The ellipsis ("...") consistently represents a sequence of tokens, and the number of "[Thought]" tokens increases with each stage. The "<eot>" token appears to act as a separator.
### Key Observations
The key observation is the systematic addition of "[Thought]" tokens into the input sequence as the training progresses. This suggests a method for explicitly guiding the model to generate intermediate reasoning steps.
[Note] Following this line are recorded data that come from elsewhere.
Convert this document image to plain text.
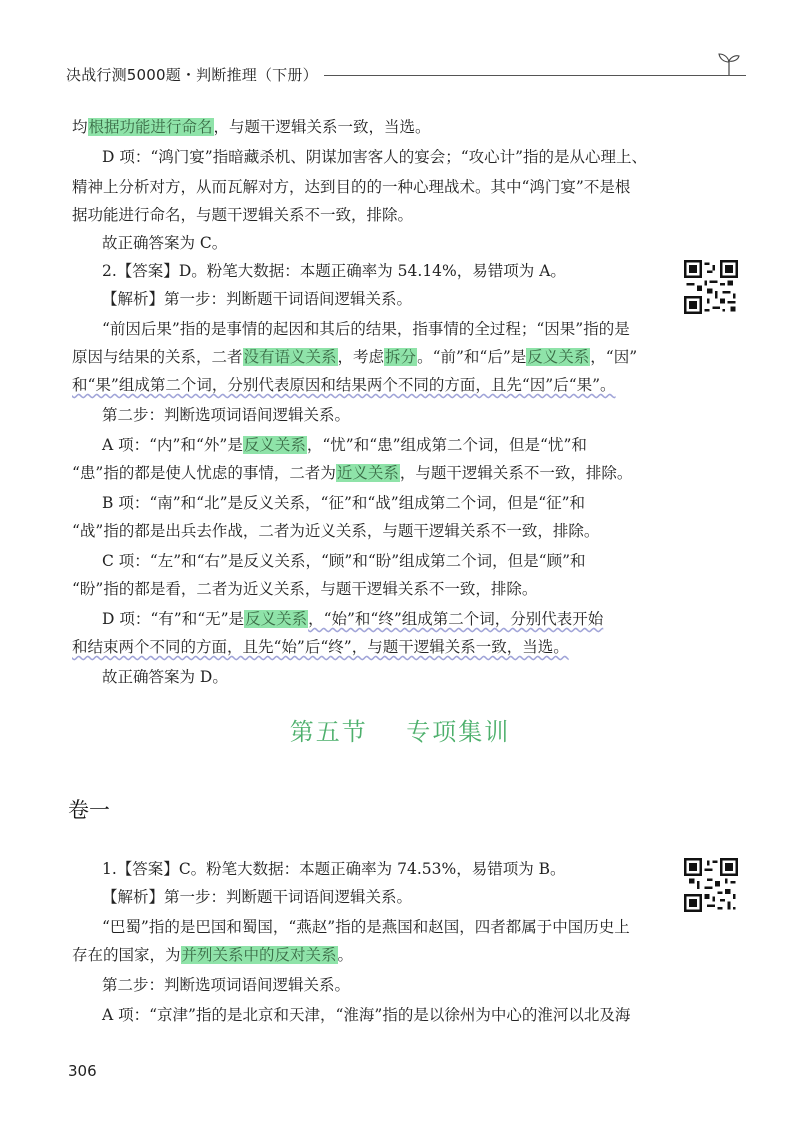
决战行测5000题・判断推理（下册）
均根据功能进行命名，与题干逻辑关系一致，当选。
D 项：“鸿门宴”指暗藏杀机、阴谋加害客人的宴会；“攻心计”指的是从心理上、
精神上分析对方，从而瓦解对方，达到目的的一种心理战术。其中“鸿门宴”不是根
据功能进行命名，与题干逻辑关系不一致，排除。
故正确答案为 C。
2.【答案】D。粉笔大数据：本题正确率为 54.14%，易错项为 A。
【解析】第一步：判断题干词语间逻辑关系。
“前因后果”指的是事情的起因和其后的结果，指事情的全过程；“因果”指的是
原因与结果的关系，二者没有语义关系，考虑拆分。“前”和“后”是反义关系，“因”
和“果”组成第二个词，分别代表原因和结果两个不同的方面，且先“因”后“果”。
第二步：判断选项词语间逻辑关系。
A 项：“内”和“外”是反义关系，“忧”和“患”组成第二个词，但是“忧”和
“患”指的都是使人忧虑的事情，二者为近义关系，与题干逻辑关系不一致，排除。
B 项：“南”和“北”是反义关系，“征”和“战”组成第二个词，但是“征”和
“战”指的都是出兵去作战，二者为近义关系，与题干逻辑关系不一致，排除。
C 项：“左”和“右”是反义关系，“顾”和“盼”组成第二个词，但是“顾”和
“盼”指的都是看，二者为近义关系，与题干逻辑关系不一致，排除。
D 项：“有”和“无”是反义关系，“始”和“终”组成第二个词，分别代表开始
和结束两个不同的方面，且先“始”后“终”，与题干逻辑关系一致，当选。
故正确答案为 D。
第五节    专项集训
卷一
1.【答案】C。粉笔大数据：本题正确率为 74.53%，易错项为 B。
【解析】第一步：判断题干词语间逻辑关系。
“巴蜀”指的是巴国和蜀国，“燕赵”指的是燕国和赵国，四者都属于中国历史上
存在的国家，为并列关系中的反对关系。
第二步：判断选项词语间逻辑关系。
A 项：“京津”指的是北京和天津，“淮海”指的是以徐州为中心的淮河以北及海
306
The "<bot>" and "<eot>" tokens likely serve as delimiters or control signals within the input.
### Interpretation
This diagram illustrates a training methodology for Language CoT models, aiming to improve their reasoning abilities. By explicitly incorporating "[Thought]" tokens, the model is encouraged to generate a chain of reasoning steps between the question and the final answer. This is a form of prompting or fine-tuning that guides the model towards more interpretable and potentially more accurate responses. The stages demonstrate a gradual increase in the complexity of the input, suggesting a progressive learning process. The inclusion of "<bot>" and "<eot>" tokens likely helps the model understand the boundaries of the input and the expected output format. The "calculating loss" notation in the legend suggests that the model's performance is evaluated based on its ability to generate correct reasoning steps and answers. The diagram highlights a shift from simply predicting the answer to generating a coherent thought process leading to the answer.